28 junho 2009

Ontem estive num casamento.
Hoje já estive num velório.

Estranho é o curso da vida, essa telenovela de enredo misterioso, que nos surpreende com fantásticas e terríveis reviravoltas.
Ontem testemunhei, mais uma vez, o desejo de duas pessoas se unirem e manifestarem a sua dedicação para uma vida inteira. Foi bonito, como sempre é. Dá-nos alguma esperança para acreditar que há qualquer coisa humana que pode, de facto, ser eterna. E há. A saudade.

Hoje soube que o marido de uma amiga minha faleceu (com 34 anos, vejam só!). Eu tinha ido ao casamento deles há uns anos atrás, e naquele dia ninguém sonhava a não ser com um futuro risonho.

O futuro não se escolhe, e ele decidiu-se por não sorrir.
Não houve filhos e, portanto, dilemas para explicar "onde está o pai, mãe?".
Ela ficou só, nos seus frescos 34 anos anos. Uma viúva com cara de menina.
"Impossível", pensei eu. "Não está certo."
E relembro-me que a vida é um concurso, onde nem sempre ganha o que mais sabe, mas aquele que tem sorte. E ela teve azar, porque perdeu a sua cara-metade, e a partir de agora volta a fazer sozinha, o que até aqui fez a meias.
Está inconsolável, pois está. E estamos todos nós por vê-la assim, inconsolável, sem saber como se redesenhar para aceitar a crueldade dos factos: ele está estendido sob uma manta de flores, e os seus olhos não mais se abrirão para lhe dizer como a ama.

Percebo agora que estas situações nos chocam, porque revivemos nas mortes dos outros as mortes dos nossos.
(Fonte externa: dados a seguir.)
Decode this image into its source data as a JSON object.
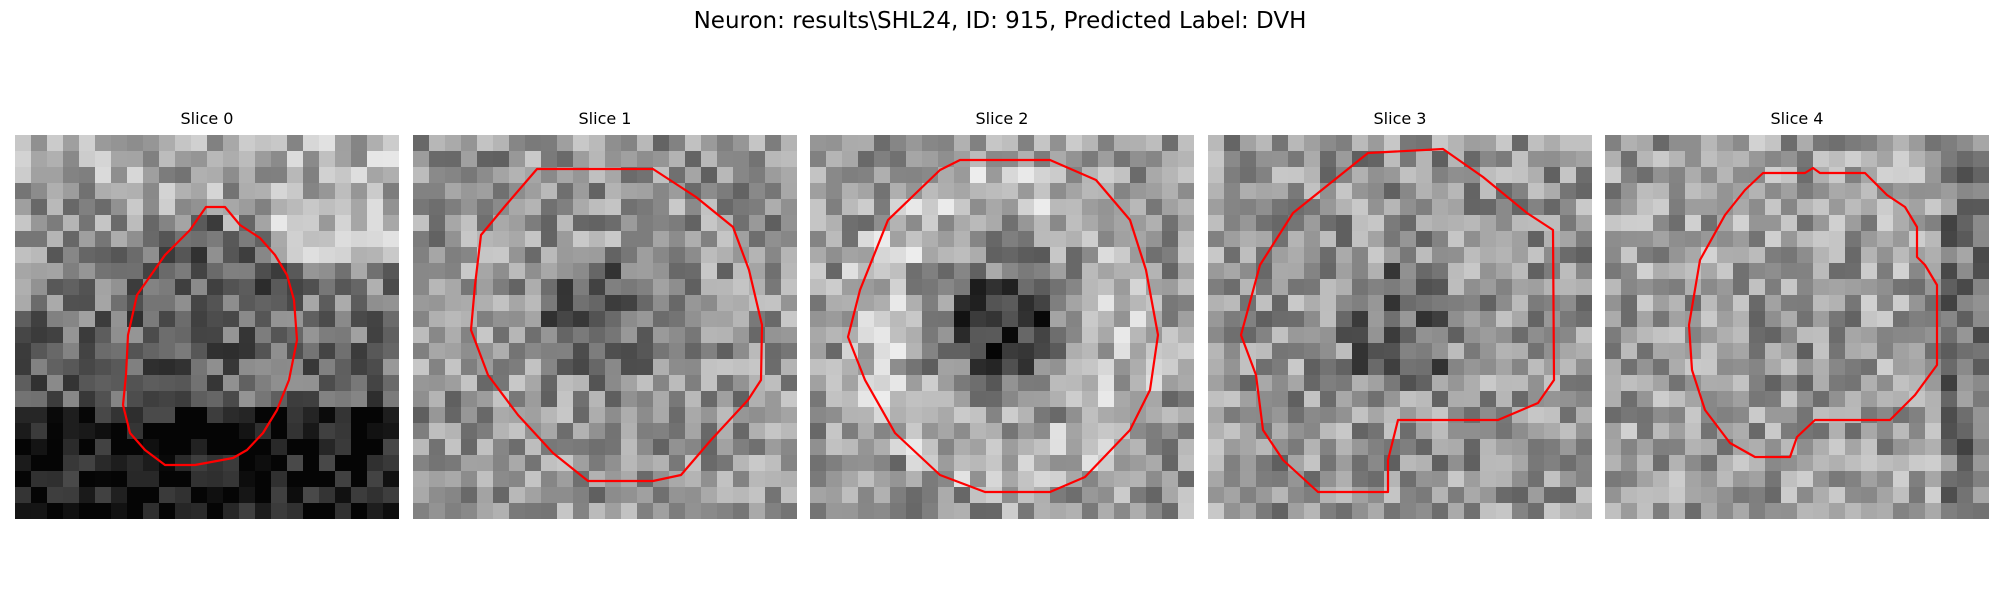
{
  "figure": {
    "title": "Neuron: results\\SHL24, ID: 915, Predicted Label: DVH",
    "contour_color": "#ff0000",
    "grid_cells": 24
  },
  "panels": [
    {
      "title": "Slice 0",
      "tone": "dark-bottom"
    },
    {
      "title": "Slice 1",
      "tone": "mid-gray"
    },
    {
      "title": "Slice 2",
      "tone": "bright-ring"
    },
    {
      "title": "Slice 3",
      "tone": "mid-gray"
    },
    {
      "title": "Slice 4",
      "tone": "light-gray"
    }
  ]
}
Porque, de repente, ao vermos no rosto do outro uma falta materializada, sentimos também a falta que os nossos nos fazem. E que falta...
Doi de novo.
Doi por vermos que é duro, e que não pára de acontecer à nossa volta.
E pior que tudo, "temos de nos conformar"!

Temos de nos conformar???
Temos de nos conformar?????
Mas quem raio inventou esta? Conformar?

Conformar, que eu saiba, é tomar a forma de qualquer coisa. Tomar a forma de um desgosto é viver nele para sempre. E eu não desejo que ninguém se conforme para ser infeliz uma vida inteira. Apesar do turbilhão que ela deve estar a sentir, ela tem de ter ideias muito racionais acerca de si e do seguimento que pretende dar à sua vida, porque daqui para frente a sua preocupação é não deixar que os sentimentos tomem conta de si. Para que esta morte tenha sentido, e não faça da sua vida uma existência sem sentido nenhum.

Temos de nos conformar...
Eu nunca me vou conformar com nada! Não me quero moldar ao desgosto, porque apesar de saber que não lhe posso escapar, sei que quem está do outro lado gostaria de me ver a moldar a minha vida, e não a "conformá-la".

A morte tem este dom estúpido e óbvio: o de nos lembrar que tudo é breve e passageiro. De que os planos são rídiculos se partirem das personagens e não do Realizador. A história não é nossa só porque nos cabe a nós representá-la. Mas pensamos sempre que sim...
Somos só actores. Não nos cabe mudar a história, no entanto, é da nossa responsabilidade o que fazemos com ela.

O guião está feito, mas a interpretação é nossa.
A morte será sempre a morte, porque arrasta lágrimas e boas recordações com ela, leva-nos o ânimo e os projectos, rouba-nos o alento e as forças. Mas é um passo, nem sequer o mais importante, da vida de uma pessoa.

Não faz sentido chorar pela flores que nos murcham nas jarras. Tal como nós, elas têm o seu tempo. Nós só nos podemos dar por felizes por cada dia que nos presentearam com a sua beleza, por cada dia que nos fizeram sorrir, por cada dia que nos animaram o rosto só de as ver.

Não gosto de lamentar pelas flores da minha vida, porque o seu significado nunca se alterará apenas por terem murchado. Isso só as tornou mais especiais. Tornou cada momento único e especial, digno de ser guardado para sempre.

Ontem apanhei (pela primeira vez e finalmente!!) o ramo da noiva.
Amanhã é outro dia, e hoje ele é só um apanhado de flores com um fim traçado, como todos nós.
E, por agora, não me apetece moldá-lo mais do que isso.